Office of Inclusive Excellence

Reflecting and Creating: “Alivio y Asilo: Apparitions of Spiritual Activism”

November 22, 2021

By Luis Sahagun, Assistant Professor of Visual and Public Arts

Over the last couple of years, the United States has faced numerous reckonings with its racist past and present. To truly advance racial and social justice in this country we need to not only continue our fight for equality, diversity, and inclusion, we also need to prioritize fighting against white supremacy and (settler) colonial practices, especially in institutions of higher learning. Academia, or the world of teachers, schools, and education, is where a shifting on racial consciousness is ever more necessary. This is especially true when building content for curricula, lesson plans, and programs that promote the voices of our diverse student population. Our academic community and especially our University leadership should be actively fighting against inequity rooted in systemic oppression. Land acknowledgements and online diversity training are important steps, but we must move past virtue signaling to enact real change. I imagine a committee that is equitably compensated, composed of community leaders, educators, students, and local stakeholders, whose main focus is building a heart-centered, racially equitable academic community. This committee would take on the responsibility of creating review processes aimed at uncovering and dismantling colonial practices within Universities and other educational institutions.

As a Latinx immigrant, artist, and educator who grew up in a poor community, I am sensitive to the challenges that students from marginalized groups face in academia. I make it my priority as a teacher to build a community that brings together multiple perspectives in order to foster and celebrate creativity, collaboration, diversity, and confidence. I also believe that educators should model practices celebrating diversity as a form of cultural wealth and not as a deficit or mere tokenism.

My drawings, sculptures, paintings, and performances confront the palpable inescapability of race and transform art into an act of cultural reclamation.  Like DNA strings of mestizaje, my practice metaphorically represents contradiction — indian/conqueror, violence/unity, and ancient/contemporary.  My artwork embodies a visual language of cultural resistance that counters the traditional white, male, heterosexual art historical canon.  

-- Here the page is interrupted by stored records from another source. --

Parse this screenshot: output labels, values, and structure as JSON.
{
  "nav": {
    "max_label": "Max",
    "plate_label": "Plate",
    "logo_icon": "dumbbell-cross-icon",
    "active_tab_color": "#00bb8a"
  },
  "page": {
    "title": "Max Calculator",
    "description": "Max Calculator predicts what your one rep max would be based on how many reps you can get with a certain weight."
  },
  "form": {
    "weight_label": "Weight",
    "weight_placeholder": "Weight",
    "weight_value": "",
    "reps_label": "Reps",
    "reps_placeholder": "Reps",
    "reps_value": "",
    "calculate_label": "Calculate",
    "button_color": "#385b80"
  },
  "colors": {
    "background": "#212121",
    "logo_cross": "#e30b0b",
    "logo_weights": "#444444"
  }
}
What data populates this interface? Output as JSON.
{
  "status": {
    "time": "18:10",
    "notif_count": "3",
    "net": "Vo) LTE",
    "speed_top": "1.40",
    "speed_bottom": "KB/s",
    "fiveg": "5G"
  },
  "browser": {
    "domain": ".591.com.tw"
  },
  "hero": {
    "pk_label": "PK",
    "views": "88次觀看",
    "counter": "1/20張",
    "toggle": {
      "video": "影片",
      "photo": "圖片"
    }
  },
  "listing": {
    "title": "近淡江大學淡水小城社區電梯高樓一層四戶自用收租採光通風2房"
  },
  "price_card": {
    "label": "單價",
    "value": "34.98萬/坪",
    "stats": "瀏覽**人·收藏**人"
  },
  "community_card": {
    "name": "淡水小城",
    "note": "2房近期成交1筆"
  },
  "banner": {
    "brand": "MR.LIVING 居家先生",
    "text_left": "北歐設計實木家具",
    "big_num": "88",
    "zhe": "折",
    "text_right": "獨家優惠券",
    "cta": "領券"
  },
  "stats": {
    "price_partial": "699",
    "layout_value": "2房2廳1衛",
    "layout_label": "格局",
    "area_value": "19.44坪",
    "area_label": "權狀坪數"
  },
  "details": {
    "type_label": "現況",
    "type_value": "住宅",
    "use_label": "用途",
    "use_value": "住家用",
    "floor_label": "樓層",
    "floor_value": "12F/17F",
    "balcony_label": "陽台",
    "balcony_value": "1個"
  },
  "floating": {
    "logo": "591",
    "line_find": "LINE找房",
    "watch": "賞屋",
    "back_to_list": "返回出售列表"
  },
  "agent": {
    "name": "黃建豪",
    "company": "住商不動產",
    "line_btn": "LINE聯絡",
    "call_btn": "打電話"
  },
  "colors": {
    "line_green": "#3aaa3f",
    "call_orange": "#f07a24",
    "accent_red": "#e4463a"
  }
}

Currently, my practice is evolving to take on a new project in response to systemic oppression and white supremacy.  Alivio y Asilo: Apparitions of Spiritual Activism is a multifunctional project that will transform a utility van into a resource for healing and organizing with the aim to abolish immigration detention centers. This aire libre mobile botánica, or freedom vehicle is  rooted in indigenous healing practices and is an amalgamation of traditional spirituality and political activism. Inspired by pre-conquest Meso-American traditions, this project is built upon the shoulders of ancestral traditions of ceremony, communing, and reciprocity. It creates sacred spaces using the visual and spiritual vernacular of the Tianquiztli, an outdoor marketplace. It will be stationed at immigrant detention centers and will derive its strength from the local community by inviting artists, curanderos, activists, and other spiritual healers to provide various resources for people directly affected by the immigration system. Community visitors, family members of detainees, advocates, and immigration abolitionists will be the primary benefactors. My strategy is to merge the power of spirituality, activism, and art to forge new action-driven tools to stop the inhumane practice of incarcerating refugees, asylum-seekers, and migrants.